Le ministère de l'Information a suspendu Mawio pour une période de 24 mois, lui reprochant de mettre en cause les ex-présidents Benjamin Mkapa et Jakaya Kikwete alors que l'enquête ordonnée par l'actuel chef de l'Etat, John Magufuli, ne les cite nulle part dans ses conclusions.
"Après la suspension du journal, j'ai déjà reçu trois appels téléphoniques me menaçant. L'un d'entre eux, une voix masculine, m'a demandé si j'attachais du prix à ma vie. Je lui ai demandé qui il était mais il a coupé", a dénoncé ce weekend à l'AFP Simon Mkina, rédacteur en chef de Mawio.

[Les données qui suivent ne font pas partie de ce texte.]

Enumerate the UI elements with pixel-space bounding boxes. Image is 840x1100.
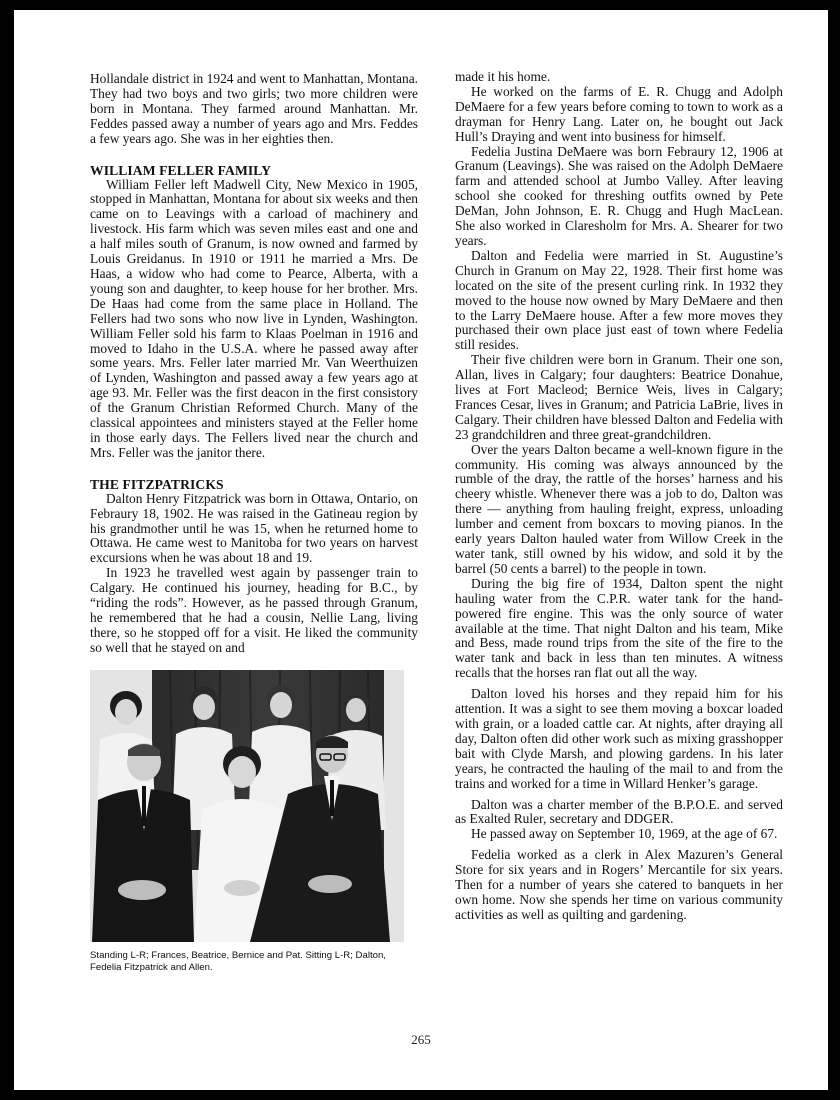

"L'appel n'affichait pas de numéro. Je ne pouvais donc pas rappeler la personne", a poursuivi le journaliste, joint au téléphone. Il a indiqué en avoir informé le conseil d'administration du journal et saisi la police qui lui a répondu que "cela allait être difficile du moment qu'il s'agissait d'appels anonymes".
"Concernant la suspension du journal, nous allons en justice. Nous sommes juste en train de négocier avec un bon avocat. Nous devrions saisir la justice la semaine prochaine", a ajouté M. Mkina.
Une commission d'enquête mandatée par le président Magufuli a estimé lundi à 75 milliards d'euros les pertes fiscales liées aux fraudes autour de l'exploitation minière depuis 1998, principalement en raison de la non déclaration de revenus par des sociétés étrangères, et pointé du doigt des contrats d'exploitation largement défavorables à l'Etat tanzanien.
Jeudi, l'hebdomadaire Mawio, critique envers le gouvernement du quatrième pays exportateur d'or du continent, a publié en première page les photos de Jakaya Kikwete (2005-2015) et Benjamin Mkapa (1995-2005), avant de reprendre une intervention à l'Assemblée nationale du député d'opposition Tundu Lissu.
Dans cette intervention intitulée "Lissu: Mkapa, Kikwete, comment y échappent-ils?", M. Lissu soutient que les principaux responsables de ces contrats controversés sont MM. Kikwete et Mkapa et demande que les deux anciens présidents soient entendus dans le cadre d'une enquête.
Mawio avait déjà été frappé d'interdiction, finalement levée par la justice, pour sa couverture de la crise politique à Zanzibar après les élections de 2015.
Mercredi, M. Magufuli avait menacé de "mesures sévères" les journaux qui "s'efforcent" selon lui d'accuser MM. Kikwete et Mkapa d'avoir joué un rôle dans la signature des contrats controversés. Son ministre de la Justice, Palamagamba Kabudi, avait rappelé que les ex-présidents bénéficient d'une immunité contre des poursuites pour d'éventuels manquements durant leur mandat.
A la suite de la publication des rapports sur le secteur minier, le président Magufuli avait ordonné la révision de la législation régissant l'attribution des contrats d'exploitation et demandé à la justice d'interroger, voire poursuivre, les anciens ministres ayant signé les contrats défavorables à l'Etat.